Are you aware of any other RWE-based studies in the field of melanoma treatment research?
There are many retrospective reviews and outcomes research investigations that describe treatment algorithms and results in the field of melanoma treatment.
Of particular interest, there is another multi institutional study, currently underway, assessing the outcomes resulting from T-VEC use in combination with immunotherapy.
Do you have future RWE studies planned for T-VEC?

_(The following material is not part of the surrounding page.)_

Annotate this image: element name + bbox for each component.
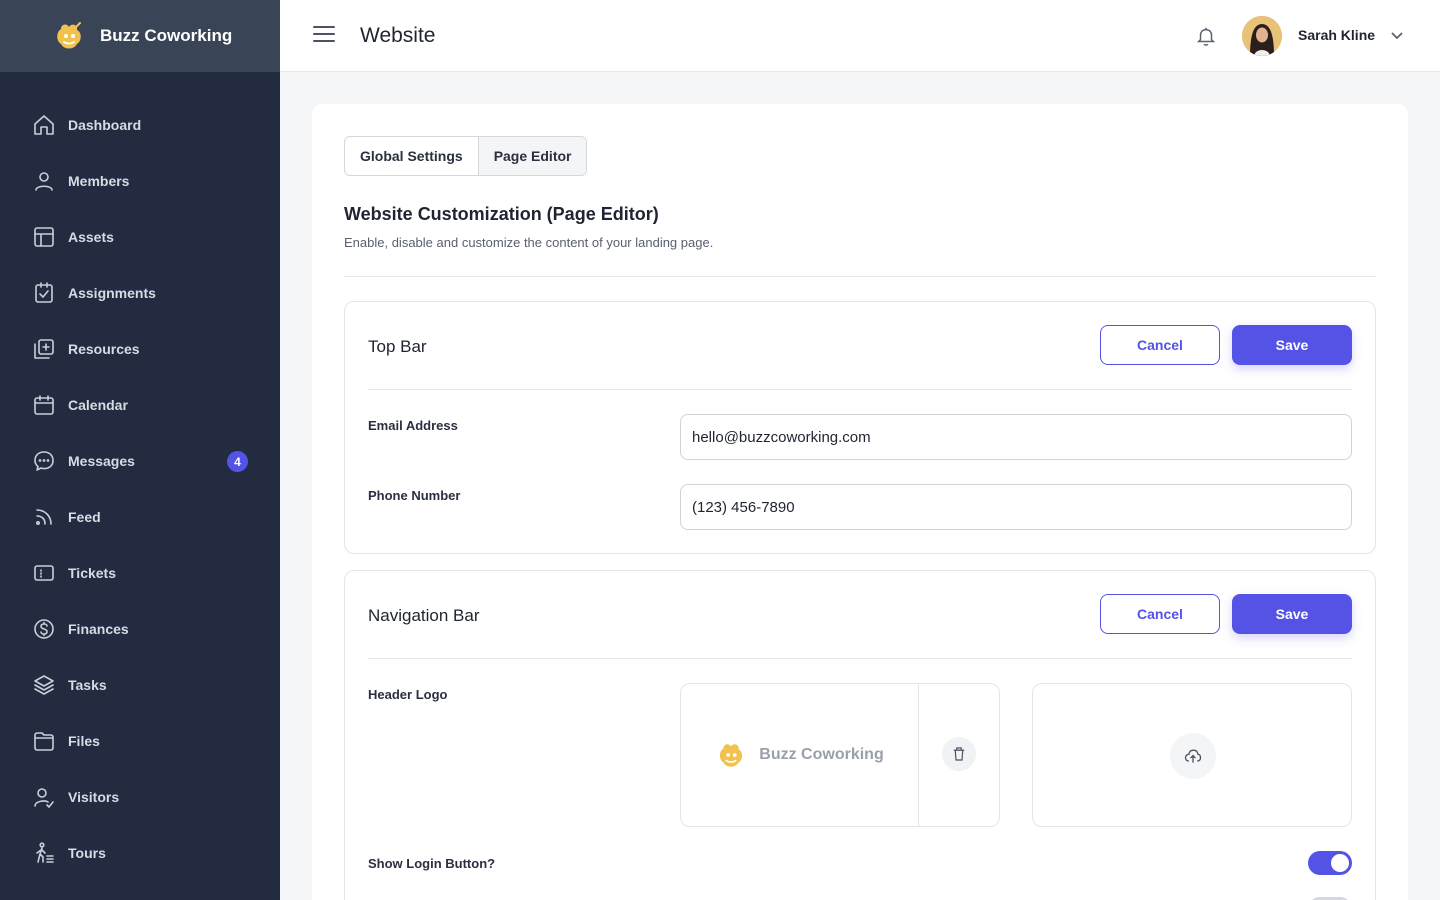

We are currently planning a follow up study to this COSMUS-I study; this ‘COSMUS II’ study hopes to describe greater uses of T-VEC in a number of more diverse patient populations. For example, the ‘COSMUS II’ trial will incorporate the results of patients who are receiving concurrent therapies for their melanoma treatment whilst receiving T-VEC (off protocol).
Our ‘COSMOS II’ study will hopefully be submitted by the end of this year.
Financial and competing interests disclosures:
Matthew Perez: Research funding for this project from Amgen (CA, USA)
Jonathan Zager: Research funding for this project from Amgen. Consultant fees from Amgen. Speakers bureau Amgen.